Citation

Alternative models: Critical examination of disability definitions in the development of artificial intelligence technologies

Author:
Newman-Griffis, Denis; Rauchberg, Jessica Sage; Alharbi, Rahaf; Hickman, Louise; Hochheiser, Harry
Year:
2022

Disabled people are subject to a wide variety of complex decision-making processes in diverse areas such as healthcare, employment, and government policy. These contexts, which are already often opaque to the people they affect and lack adequate representation of disabled perspectives, are rapidly adopting artificial intelligence (AI) technologies for data analytics to inform decision making, creating an increased risk of harm due to inappropriate or inequitable algorithms.

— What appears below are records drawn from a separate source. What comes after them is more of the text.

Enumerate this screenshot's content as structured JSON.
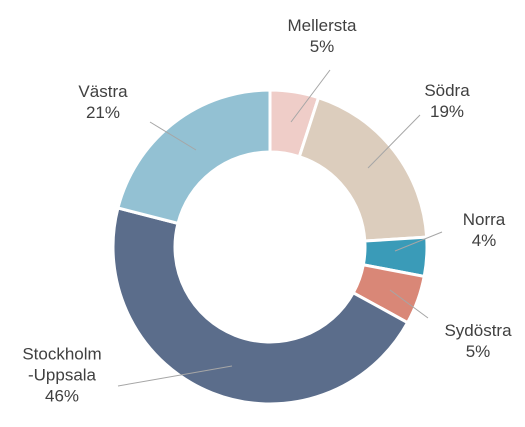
{
  "chart_data": {
    "type": "donut",
    "categories": [
      "Mellersta",
      "Södra",
      "Norra",
      "Sydöstra",
      "Stockholm\n-Uppsala",
      "Västra"
    ],
    "values": [
      5,
      19,
      4,
      5,
      46,
      21
    ],
    "value_labels": [
      "5%",
      "19%",
      "4%",
      "5%",
      "46%",
      "21%"
    ],
    "colors": [
      "#efcdc8",
      "#dccdbd",
      "#3a9bb8",
      "#d98777",
      "#5b6d8b",
      "#93c1d3"
    ]
  }
}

This article presents a framework for critically examining AI data analytics technologies through a disability lens and investigates how the definition of disability chosen by the designers of an AI technology affects its impact on disabled subjects of analysis. We consider three conceptual models of disability: the medical model, the social model, and the relational model; and show how AI technologies designed under each of these models differ so significantly as to be incompatible with and contradictory to one another. Through a discussion of common use cases for AI analytics in healthcare and government disability benefits, we illustrate specific considerations and decision points in the technology design process that affect power dynamics and inclusion in these settings and help determine their orientation towards marginalisation or support. The framework we present can serve as a foundation for in-depth critical examination of AI technologies and the development of a design praxis for disability-related AI analytics.